While the past Iranian calendar year (ended on March 20) was a difficult time for Iran’s oil sector, which is the country’s major source of income, some great performance was witnessed in terms of refining and distribution of oil and oil products.
A four-fold rise in the exports of oil products during the past year is also of great significance as it plays a big part in bringing revenue under the condition when Iran’s oil export is facing the sanctions.
During the past year, National Iranian Oil Refining and Distribution Company (NIORDC) carried out a step-by-step plan for self-sufficiency in the production of oil products, in a way that not only Iran is no longer an importer of gasoline, but more than $1.4 billion was earned from the export of oil products, which is a big step.
Persian Gulf Star Refinery’s big role
The significant increase in the country’s gasoline production and exports comes despite the fact that nearly two years ago Iran was an importer of the strategic product, shipping in over 4.5 million liters per day of gasoline.
Iran became a net gasoline exporter in February 2019, after the inauguration of the third phase of the Persian Gulf Star Refinery (PGS) project which added 120,000 barrels to the country’s daily gasoline production.
Persian Gulf Star Refinery, in the southern province of Hormozgan, is the first of its kind designed based on gas condensate feedstock received from the South Pars gas field which Iran shares with Qatar in the Persian Gulf.
As the largest processing facility for gas condensate in West Asia, PGSR is planned to play a big role to turn Iran into an exporter of gasoline.
16% growth in refining capacity
Not only Persian Gulf Star Refinery made Iran self-reliance in terms of gasoline production, it also increased the country’s refining capacity to 2.3 million barrels per day (bpd) in the past year, while the figure was 1.8 million barrels per day for a couple of years.
The country achieved a 16-percent growth in the refining capacity over the past year.

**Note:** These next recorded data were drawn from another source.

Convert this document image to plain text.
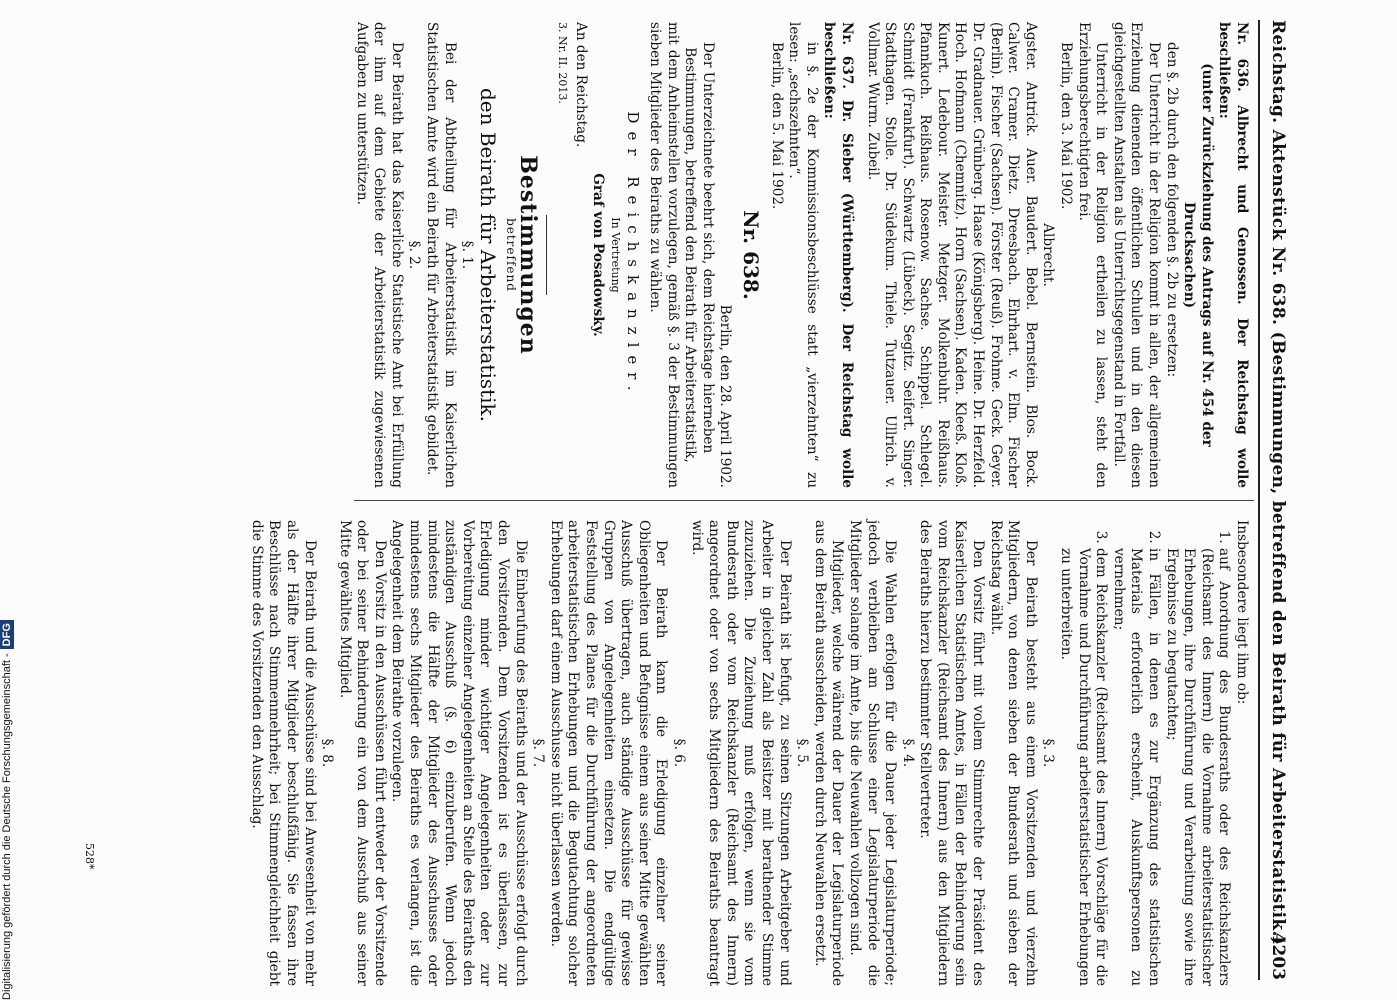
Reichstag. Aktenstück Nr. 638. (Bestimmungen, betreffend den Beirath für Arbeiterstatistik.)
4203

Nr. 636. Albrecht und Genossen. Der Reichstag wolle beschließen:

(unter Zurückziehung des Antrags auf Nr. 454 der Drucksachen)

den §. 2b durch den folgenden §. 2b zu ersetzen:

Der Unterricht in der Religion kommt in allen, der allgemeinen Erziehung dienenden öffentlichen Schulen und in den diesen gleichgestellten Anstalten als Unterrichtsgegenstand in Fortfall.

Unterricht in der Religion ertheilen zu lassen, steht den Erziehungsberechtigten frei.

Berlin, den 3. Mai 1902.

Albrecht.

Agster. Antrick. Auer. Baudert. Bebel. Bernstein. Blos. Bock. Calwer. Cramer. Dietz. Dreesbach. Ehrhart. v. Elm. Fischer (Berlin). Fischer (Sachsen). Förster (Reuß). Frohme. Geck. Geyer. Dr. Gradnauer. Grünberg. Haase (Königsberg). Heine. Dr. Herzfeld. Hoch. Hofmann (Chemnitz). Horn (Sachsen). Kaden. Kleeß. Kloß. Kunert. Ledebour. Meister. Metzger. Molkenbuhr. Reißhaus. Pfannkuch. Reißhaus. Rosenow. Sachse. Schippel. Schlegel. Schmidt (Frankfurt). Schwartz (Lübeck). Segitz. Seifert. Singer. Stadthagen. Stolle. Dr. Südekum. Thiele. Tutzauer. Ullrich. v. Vollmar. Wurm. Zubeil.

Nr. 637. Dr. Sieber (Württemberg). Der Reichstag wolle beschließen:

in §. 2e der Kommissionsbeschlüsse statt „vierzehnten“ zu lesen: „sechszehnten“.

Berlin, den 5. Mai 1902.

Nr. 638.

Berlin, den 28. April 1902.

Der Unterzeichnete beehrt sich, dem Reichstage hierneben

Bestimmungen, betreffend den Beirath für Arbeiterstatistik,

mit dem Anheimstellen vorzulegen, gemäß §. 3 der Bestimmungen sieben Mitglieder des Beiraths zu wählen.

Der Reichskanzler.

In Vertretung

Graf von Posadowsky.

An den Reichstag.

3. Nr. II. 2013.

Bestimmungen
betreffend
den Beirath für Arbeiterstatistik.

§. 1.

Bei der Abtheilung für Arbeiterstatistik im Kaiserlichen Statistischen Amte wird ein Beirath für Arbeiterstatistik gebildet.

§. 2.

Der Beirath hat das Kaiserliche Statistische Amt bei Erfüllung der ihm auf dem Gebiete der Arbeiterstatistik zugewiesenen Aufgaben zu unterstützen.

Insbesondere liegt ihm ob:

1. auf Anordnung des Bundesraths oder des Reichskanzlers (Reichsamt des Innern) die Vornahme arbeiterstatistischer Erhebungen, ihre Durchführung und Verarbeitung sowie ihre Ergebnisse zu begutachten;
2. in Fällen, in denen es zur Ergänzung des statistischen Materials erforderlich erscheint, Auskunftspersonen zu vernehmen;
3. dem Reichskanzler (Reichsamt des Innern) Vorschläge für die Vornahme und Durchführung arbeiterstatistischer Erhebungen zu unterbreiten.

§. 3.

Der Beirath besteht aus einem Vorsitzenden und vierzehn Mitgliedern, von denen sieben der Bundesrath und sieben der Reichstag wählt.

Den Vorsitz führt mit vollem Stimmrechte der Präsident des Kaiserlichen Statistischen Amtes, in Fällen der Behinderung sein vom Reichskanzler (Reichsamt des Innern) aus den Mitgliedern des Beiraths hierzu bestimmter Stellvertreter.

§. 4.

Die Wahlen erfolgen für die Dauer jeder Legislaturperiode; jedoch verbleiben am Schlusse einer Legislaturperiode die Mitglieder solange im Amte, bis die Neuwahlen vollzogen sind.

Mitglieder, welche während der Dauer der Legislaturperiode aus dem Beirath ausscheiden, werden durch Neuwahlen ersetzt.

§. 5.

Der Beirath ist befugt, zu seinen Sitzungen Arbeitgeber und Arbeiter in gleicher Zahl als Beisitzer mit berathender Stimme zuzuziehen. Die Zuziehung muß erfolgen, wenn sie vom Bundesrath oder vom Reichskanzler (Reichsamt des Innern) angeordnet oder von sechs Mitgliedern des Beiraths beantragt wird.

§. 6.

Der Beirath kann die Erledigung einzelner seiner Obliegenheiten und Befugnisse einem aus seiner Mitte gewählten Ausschuß übertragen, auch ständige Ausschüsse für gewisse Gruppen von Angelegenheiten einsetzen. Die endgültige Feststellung des Planes für die Durchführung der angeordneten arbeiterstatistischen Erhebungen und die Begutachtung solcher Erhebungen darf einem Ausschusse nicht überlassen werden.

§. 7.

Die Einberufung des Beiraths und der Ausschüsse erfolgt durch den Vorsitzenden. Dem Vorsitzenden ist es überlassen, zur Erledigung minder wichtiger Angelegenheiten oder zur Vorbereitung einzelner Angelegenheiten an Stelle des Beiraths den zuständigen Ausschuß (§. 6) einzuberufen. Wenn jedoch mindestens die Hälfte der Mitglieder des Ausschusses oder mindestens sechs Mitglieder des Beiraths es verlangen, ist die Angelegenheit dem Beirathe vorzulegen.

Den Vorsitz in den Ausschüssen führt entweder der Vorsitzende oder bei seiner Behinderung ein von dem Ausschuß aus seiner Mitte gewähltes Mitglied.

§. 8.

Der Beirath und die Ausschüsse sind bei Anwesenheit von mehr als der Hälfte ihrer Mitglieder beschlußfähig. Sie fassen ihre Beschlüsse nach Stimmenmehrheit; bei Stimmengleichheit giebt die Stimme des Vorsitzenden den Ausschlag.

528*
Digitalisierung gefördert durch die Deutsche Forschungsgemeinschaft -DFG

Meanwhile, a four-fold rise in the export of oil products put Iran in the first place in the West Asia.
CNG promoting program
In a bid to reduce the consumption of gasoline in the country, NIORDC also initiated a Compressed Natural Gas (CNG) promoting program in the past year, which played a noticeable role in lowering gasoline consumption while increasing the export of this product.
As stated by the NIORDC’s managing director, developing the country’s CNG industry could potentially save Iran $14 billion.
According to Alireza Sadeqabadi, increasing the country’s gasoline production capacity by 20 million liters requires at least $15 billion of investment, while boosting the country’s CNG output by the equivalent of the same amount would only need $1 billion, that means it could save the country $14 billion.
NIORDC has also inked a memorandum of understanding (MOU) with Iran’s state-owned Iran Khodro Company (IKCO) to add new dual-fuel vehicles to the country’s public transportation fleet.
Elevating quality of products
While the production of refined products registered a record high in the past year, the quality of the products has been elevated in a way that more clean-air days were experienced.
So, the country’s refining industry was able to increase the quality of oil products by planning for the development of refining industries, in addition to a significant increase in the quantity of the produced products, and to move towards the production of higher value-added products.
Major pipelines inaugurated
While the country’s performance was outstanding in terms of oil products production in the past year, prominent measures were also taken in the field of transferring and distribution.
Inaugurating four major pipelines for transferring crude oil and oil products in the past winter, the country’s capacity was noticeably increased in this regard.
A major project inaugurated in this field was Goreh-Jask pipeline strategic project, which was inaugurated in late June 2020 by President Hassan Rouhani.
This project is aimed at expanding the oil transport capacity in the south of the country to one million barrels a day, and is underway with the development of Iran’s second major oil terminal, Jask terminal, which is under construction on 60 hectares of land.
Goreh-Jask pipeline is also going to provide Iran with an alternative route for the country’s crude oil exports that are currently carried out through the Strait of Hormuz.